Henry Thomas, Bassler Niels, Ureba Ana, Tsubouchi Toshiro, Valdman Alexander, Siegbahn Albert
a Medical Radiation Physics, Department of Physics , Stockholm University , Stockholm , Sweden.
b Department of Radiation Oncology, Graduate School of Medicine , Osaka University , Osaka , Japan.
Acta Oncol. 2017 Nov;56(11):1437-1443. doi: 10.1080/0284186X.2017.1350287. Epub 2017 Aug 22.
Grid therapy has in the past normally been performed with single field photon-beam grids. In this work, we evaluated a method to deliver grid therapy based on interlacing and crossfiring grids of mm-wide proton beamlets over a target volume, by Monte Carlo simulations.
Dose profiles for single mm-wide proton beamlets (1, 2 and 3 mm FWHM) in water were simulated with the Monte Carlo code TOPAS. Thereafter, grids of proton beamlets were directed toward a cubic target volume, located at the center of a water tank. The aim was to deliver a nearly homogeneous dose to the target, while creating high dose heterogeneity in the normal tissue, i.e., high gradients between valley and peak doses in the grids, down to the close vicinity of the target.
The relative increase of the beam width with depth was largest for the smallest beams (+6.9 mm for 1 mm wide and 150 MeV proton beamlets). Satisfying dose coverage of the cubic target volume (σ < ±5%) was obtained with the interlaced-crossfiring setup, while keeping the grid pattern of the dose distribution down to the target (valley-to-peak dose ratio <0.5 less than 1 cm before the target). Center-to-center distances around 7-8 mm between the beams were found to give the best compromise between target dose homogeneity and low peak doses outside of the target.
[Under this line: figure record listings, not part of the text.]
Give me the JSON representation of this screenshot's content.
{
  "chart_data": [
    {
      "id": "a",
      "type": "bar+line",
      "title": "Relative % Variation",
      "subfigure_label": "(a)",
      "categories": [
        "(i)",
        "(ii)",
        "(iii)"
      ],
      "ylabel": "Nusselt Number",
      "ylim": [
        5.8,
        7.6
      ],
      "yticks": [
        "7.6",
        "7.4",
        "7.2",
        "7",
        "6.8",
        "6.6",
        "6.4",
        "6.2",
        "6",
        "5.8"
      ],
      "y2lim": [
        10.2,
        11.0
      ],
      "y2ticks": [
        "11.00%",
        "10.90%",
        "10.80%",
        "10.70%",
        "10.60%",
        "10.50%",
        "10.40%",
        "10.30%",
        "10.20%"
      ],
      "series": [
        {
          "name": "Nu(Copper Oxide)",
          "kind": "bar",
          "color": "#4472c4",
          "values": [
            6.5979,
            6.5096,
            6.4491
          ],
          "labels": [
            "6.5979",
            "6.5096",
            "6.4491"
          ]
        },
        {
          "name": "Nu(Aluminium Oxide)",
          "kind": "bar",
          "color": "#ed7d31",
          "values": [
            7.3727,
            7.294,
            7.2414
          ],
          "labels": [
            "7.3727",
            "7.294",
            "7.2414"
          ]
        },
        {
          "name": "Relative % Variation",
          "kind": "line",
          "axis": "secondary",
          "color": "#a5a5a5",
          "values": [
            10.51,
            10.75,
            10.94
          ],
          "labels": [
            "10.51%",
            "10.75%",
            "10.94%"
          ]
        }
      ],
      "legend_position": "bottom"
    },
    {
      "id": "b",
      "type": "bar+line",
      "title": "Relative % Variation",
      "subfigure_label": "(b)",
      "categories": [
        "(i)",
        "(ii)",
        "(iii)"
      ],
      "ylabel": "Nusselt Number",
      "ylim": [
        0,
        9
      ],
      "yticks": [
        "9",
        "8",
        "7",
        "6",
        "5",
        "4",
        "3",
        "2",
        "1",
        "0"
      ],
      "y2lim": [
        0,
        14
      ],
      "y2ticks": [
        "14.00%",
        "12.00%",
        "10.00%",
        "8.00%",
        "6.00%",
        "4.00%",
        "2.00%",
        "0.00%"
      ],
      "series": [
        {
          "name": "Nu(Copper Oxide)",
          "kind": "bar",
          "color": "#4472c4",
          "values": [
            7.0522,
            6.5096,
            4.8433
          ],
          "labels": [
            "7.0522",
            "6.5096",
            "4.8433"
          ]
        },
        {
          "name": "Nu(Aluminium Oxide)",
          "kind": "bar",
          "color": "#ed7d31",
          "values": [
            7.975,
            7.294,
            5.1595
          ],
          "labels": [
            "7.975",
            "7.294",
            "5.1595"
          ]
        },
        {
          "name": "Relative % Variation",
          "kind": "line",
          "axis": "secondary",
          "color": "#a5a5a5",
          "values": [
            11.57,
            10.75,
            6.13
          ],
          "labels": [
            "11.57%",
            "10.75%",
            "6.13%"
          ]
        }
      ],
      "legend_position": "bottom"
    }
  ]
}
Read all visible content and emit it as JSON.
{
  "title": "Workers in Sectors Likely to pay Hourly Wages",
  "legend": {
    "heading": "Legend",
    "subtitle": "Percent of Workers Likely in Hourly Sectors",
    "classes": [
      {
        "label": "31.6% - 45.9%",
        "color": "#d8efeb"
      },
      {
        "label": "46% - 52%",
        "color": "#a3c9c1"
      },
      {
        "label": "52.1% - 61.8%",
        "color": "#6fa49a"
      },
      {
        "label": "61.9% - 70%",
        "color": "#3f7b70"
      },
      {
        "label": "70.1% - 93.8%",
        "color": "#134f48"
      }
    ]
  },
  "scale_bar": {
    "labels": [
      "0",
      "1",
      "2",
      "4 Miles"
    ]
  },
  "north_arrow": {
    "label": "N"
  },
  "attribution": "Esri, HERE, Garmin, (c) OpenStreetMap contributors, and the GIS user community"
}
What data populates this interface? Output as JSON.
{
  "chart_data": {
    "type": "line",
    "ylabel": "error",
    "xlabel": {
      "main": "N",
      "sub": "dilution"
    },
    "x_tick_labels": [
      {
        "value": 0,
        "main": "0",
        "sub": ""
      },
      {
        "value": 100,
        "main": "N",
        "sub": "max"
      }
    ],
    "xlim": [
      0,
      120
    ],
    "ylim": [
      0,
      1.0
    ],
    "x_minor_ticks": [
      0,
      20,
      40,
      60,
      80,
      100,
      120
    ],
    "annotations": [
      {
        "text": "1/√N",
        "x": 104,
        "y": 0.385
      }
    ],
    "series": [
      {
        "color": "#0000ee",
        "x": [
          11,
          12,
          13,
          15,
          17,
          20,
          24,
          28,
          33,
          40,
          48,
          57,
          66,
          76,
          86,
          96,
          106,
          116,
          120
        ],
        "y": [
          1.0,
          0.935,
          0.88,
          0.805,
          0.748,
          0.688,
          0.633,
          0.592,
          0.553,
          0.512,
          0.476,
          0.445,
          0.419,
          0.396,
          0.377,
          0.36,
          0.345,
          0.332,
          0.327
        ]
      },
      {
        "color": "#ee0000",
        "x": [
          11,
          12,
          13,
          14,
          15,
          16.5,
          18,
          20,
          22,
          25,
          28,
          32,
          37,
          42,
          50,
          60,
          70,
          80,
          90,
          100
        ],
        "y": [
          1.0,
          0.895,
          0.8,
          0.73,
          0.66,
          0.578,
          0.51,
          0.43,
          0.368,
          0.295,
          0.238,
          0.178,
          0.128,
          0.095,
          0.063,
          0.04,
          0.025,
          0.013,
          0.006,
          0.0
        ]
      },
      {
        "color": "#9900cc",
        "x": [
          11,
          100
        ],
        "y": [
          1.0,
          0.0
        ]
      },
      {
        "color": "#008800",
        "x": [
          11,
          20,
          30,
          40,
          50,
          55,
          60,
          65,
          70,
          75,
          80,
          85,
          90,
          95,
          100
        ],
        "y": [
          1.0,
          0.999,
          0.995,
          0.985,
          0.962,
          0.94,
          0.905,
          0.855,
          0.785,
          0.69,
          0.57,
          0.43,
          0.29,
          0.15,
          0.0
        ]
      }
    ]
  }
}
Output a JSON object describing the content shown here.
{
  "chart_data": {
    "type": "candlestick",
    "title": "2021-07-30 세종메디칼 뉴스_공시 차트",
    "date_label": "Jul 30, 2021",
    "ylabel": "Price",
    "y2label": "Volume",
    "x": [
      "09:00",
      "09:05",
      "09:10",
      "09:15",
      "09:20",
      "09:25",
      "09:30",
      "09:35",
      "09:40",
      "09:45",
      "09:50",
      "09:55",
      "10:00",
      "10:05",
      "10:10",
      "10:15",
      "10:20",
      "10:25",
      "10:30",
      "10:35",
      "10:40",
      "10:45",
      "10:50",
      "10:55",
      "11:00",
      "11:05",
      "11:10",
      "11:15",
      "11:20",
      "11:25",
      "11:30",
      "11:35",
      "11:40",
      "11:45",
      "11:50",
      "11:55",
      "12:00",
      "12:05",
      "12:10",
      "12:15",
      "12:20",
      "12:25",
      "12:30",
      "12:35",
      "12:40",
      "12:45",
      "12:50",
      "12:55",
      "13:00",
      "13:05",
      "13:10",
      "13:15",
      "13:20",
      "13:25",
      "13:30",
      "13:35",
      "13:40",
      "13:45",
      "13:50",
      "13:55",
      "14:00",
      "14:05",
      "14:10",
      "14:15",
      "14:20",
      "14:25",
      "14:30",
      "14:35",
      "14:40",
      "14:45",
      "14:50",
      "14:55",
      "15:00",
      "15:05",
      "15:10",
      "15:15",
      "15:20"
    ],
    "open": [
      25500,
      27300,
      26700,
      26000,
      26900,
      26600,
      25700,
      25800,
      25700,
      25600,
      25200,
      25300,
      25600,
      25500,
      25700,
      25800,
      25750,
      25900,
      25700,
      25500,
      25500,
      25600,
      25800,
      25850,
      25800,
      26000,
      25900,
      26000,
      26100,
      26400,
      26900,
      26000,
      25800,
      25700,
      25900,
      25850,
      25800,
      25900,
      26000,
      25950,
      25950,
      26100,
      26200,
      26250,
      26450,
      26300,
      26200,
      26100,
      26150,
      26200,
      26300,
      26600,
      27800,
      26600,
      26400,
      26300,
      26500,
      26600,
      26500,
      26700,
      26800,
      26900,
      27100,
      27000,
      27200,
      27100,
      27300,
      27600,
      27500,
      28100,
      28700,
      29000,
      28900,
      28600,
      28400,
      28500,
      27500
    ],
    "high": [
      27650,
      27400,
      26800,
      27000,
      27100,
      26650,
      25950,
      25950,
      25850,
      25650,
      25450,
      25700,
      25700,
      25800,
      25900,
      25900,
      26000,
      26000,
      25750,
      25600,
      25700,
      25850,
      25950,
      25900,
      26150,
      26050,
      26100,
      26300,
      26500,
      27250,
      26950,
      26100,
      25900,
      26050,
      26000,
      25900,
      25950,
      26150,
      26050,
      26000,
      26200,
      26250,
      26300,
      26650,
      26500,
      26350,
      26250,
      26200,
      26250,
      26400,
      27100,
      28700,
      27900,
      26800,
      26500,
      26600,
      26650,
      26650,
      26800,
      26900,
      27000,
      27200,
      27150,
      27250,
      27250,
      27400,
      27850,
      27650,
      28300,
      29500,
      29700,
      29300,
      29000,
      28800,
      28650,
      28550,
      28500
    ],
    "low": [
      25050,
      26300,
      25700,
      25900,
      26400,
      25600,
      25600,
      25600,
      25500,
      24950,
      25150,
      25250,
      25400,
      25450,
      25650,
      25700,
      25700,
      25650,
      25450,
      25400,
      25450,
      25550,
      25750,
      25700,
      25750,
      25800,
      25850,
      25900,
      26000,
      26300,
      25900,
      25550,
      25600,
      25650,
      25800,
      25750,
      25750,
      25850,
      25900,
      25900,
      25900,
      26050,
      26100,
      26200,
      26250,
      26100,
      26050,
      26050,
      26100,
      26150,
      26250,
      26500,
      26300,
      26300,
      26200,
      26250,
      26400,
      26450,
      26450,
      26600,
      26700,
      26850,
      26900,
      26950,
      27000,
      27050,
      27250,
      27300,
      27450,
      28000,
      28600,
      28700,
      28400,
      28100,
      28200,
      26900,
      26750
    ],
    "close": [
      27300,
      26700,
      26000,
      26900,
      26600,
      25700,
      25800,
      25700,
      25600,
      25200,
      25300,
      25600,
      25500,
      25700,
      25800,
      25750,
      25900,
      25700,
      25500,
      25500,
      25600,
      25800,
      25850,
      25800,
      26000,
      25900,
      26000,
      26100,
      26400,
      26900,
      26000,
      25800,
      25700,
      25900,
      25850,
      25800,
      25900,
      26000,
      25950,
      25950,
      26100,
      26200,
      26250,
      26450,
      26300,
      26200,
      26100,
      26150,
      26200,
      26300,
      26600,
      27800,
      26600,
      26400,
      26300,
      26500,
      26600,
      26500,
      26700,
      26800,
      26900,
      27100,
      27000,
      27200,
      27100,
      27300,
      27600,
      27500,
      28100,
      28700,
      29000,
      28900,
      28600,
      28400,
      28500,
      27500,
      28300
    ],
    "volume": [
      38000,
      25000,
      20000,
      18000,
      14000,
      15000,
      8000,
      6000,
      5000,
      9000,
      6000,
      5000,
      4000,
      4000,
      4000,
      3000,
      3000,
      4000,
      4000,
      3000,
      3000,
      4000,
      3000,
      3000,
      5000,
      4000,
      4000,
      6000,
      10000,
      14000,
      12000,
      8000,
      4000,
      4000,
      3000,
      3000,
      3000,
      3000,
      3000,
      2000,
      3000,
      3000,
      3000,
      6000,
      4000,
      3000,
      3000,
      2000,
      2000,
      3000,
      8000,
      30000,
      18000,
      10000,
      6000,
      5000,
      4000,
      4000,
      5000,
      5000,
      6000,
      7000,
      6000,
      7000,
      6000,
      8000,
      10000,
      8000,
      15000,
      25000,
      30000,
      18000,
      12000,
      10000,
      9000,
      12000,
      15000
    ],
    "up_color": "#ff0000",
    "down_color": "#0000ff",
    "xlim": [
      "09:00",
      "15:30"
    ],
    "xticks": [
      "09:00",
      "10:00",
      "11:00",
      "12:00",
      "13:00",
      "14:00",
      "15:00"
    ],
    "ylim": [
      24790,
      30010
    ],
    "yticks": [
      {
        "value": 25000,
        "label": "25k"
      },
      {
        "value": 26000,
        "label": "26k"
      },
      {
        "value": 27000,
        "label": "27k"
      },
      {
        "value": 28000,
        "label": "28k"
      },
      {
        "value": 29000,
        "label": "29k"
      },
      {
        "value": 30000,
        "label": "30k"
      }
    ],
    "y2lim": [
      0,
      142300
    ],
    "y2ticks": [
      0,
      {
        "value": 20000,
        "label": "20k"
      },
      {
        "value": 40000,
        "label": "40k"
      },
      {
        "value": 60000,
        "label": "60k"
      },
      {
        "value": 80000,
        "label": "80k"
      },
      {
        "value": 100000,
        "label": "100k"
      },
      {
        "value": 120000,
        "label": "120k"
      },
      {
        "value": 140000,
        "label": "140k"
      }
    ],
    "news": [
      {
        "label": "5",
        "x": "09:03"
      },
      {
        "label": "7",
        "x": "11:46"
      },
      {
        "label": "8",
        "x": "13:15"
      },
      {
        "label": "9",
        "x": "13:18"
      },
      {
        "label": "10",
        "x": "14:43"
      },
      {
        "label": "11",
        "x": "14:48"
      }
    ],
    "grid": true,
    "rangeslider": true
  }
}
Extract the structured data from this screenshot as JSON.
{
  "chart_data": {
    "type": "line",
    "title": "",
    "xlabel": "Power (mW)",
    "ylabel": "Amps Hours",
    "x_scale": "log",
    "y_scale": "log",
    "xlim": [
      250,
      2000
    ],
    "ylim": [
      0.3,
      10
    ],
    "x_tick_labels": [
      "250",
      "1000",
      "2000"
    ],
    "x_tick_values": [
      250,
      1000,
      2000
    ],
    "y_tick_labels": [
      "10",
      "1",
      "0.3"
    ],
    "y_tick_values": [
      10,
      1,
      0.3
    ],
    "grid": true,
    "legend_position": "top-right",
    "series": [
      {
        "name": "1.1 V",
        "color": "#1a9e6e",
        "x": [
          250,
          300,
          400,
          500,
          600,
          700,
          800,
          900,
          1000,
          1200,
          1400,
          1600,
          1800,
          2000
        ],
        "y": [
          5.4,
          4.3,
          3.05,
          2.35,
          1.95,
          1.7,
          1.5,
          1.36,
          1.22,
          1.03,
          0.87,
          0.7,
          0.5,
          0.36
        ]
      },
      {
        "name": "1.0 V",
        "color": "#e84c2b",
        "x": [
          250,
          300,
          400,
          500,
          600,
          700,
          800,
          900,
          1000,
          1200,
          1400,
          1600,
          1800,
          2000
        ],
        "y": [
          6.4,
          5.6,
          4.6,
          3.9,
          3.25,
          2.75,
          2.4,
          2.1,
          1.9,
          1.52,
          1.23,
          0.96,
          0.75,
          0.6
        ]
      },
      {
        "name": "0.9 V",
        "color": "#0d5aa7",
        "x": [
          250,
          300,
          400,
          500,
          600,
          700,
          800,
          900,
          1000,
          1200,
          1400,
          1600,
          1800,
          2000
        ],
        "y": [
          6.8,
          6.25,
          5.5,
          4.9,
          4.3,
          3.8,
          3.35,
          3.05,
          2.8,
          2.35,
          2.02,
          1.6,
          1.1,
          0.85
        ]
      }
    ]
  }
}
A nearly homogeneous dose distribution can be obtained in a target volume by crossfiring grids of mm-wide proton-beamlets, while maintaining the grid pattern of the dose distribution at large depths in the normal tissue, close to the target volume. We expect that the use of this method will increase the tumor control probability and improve the normal tissue sparing in grid therapy.
过去,格栅治疗通常使用单野光子束格栅进行。在本研究中,我们通过蒙特卡罗模拟评估了一种基于在靶区体积上交错和交叉发射毫米宽质子微束格栅来进行格栅治疗的方法。
使用蒙特卡罗代码TOPAS模拟了水中单个毫米宽质子微束(半高宽为1、2和3毫米)的剂量分布。此后,将质子微束格栅对准位于水箱中心的立方靶区体积。目的是在靶区内提供近乎均匀的剂量,同时在正常组织中产生高剂量不均匀性,即在格栅中的谷剂量和峰剂量之间产生高梯度,直至靶区附近。
对于最小的束流,束宽随深度的相对增加最大(1毫米宽、150兆电子伏质子微束增加6.9毫米)。通过交错交叉发射设置获得了立方靶区体积令人满意的剂量覆盖(σ<±5%),同时保持剂量分布的格栅模式直至靶区(靶区前1厘米内谷峰剂量比<0.5)。发现束流之间中心距约7 - 8毫米能在靶区剂量均匀性和靶区外低峰剂量之间取得最佳折衷。
通过交叉发射毫米宽质子微束格栅可在靶区内获得近乎均匀的剂量分布,同时在靠近靶区体积的正常组织深处保持剂量分布的格栅模式。我们预计该方法的使用将提高格栅治疗中的肿瘤控制概率并改善正常组织的保护。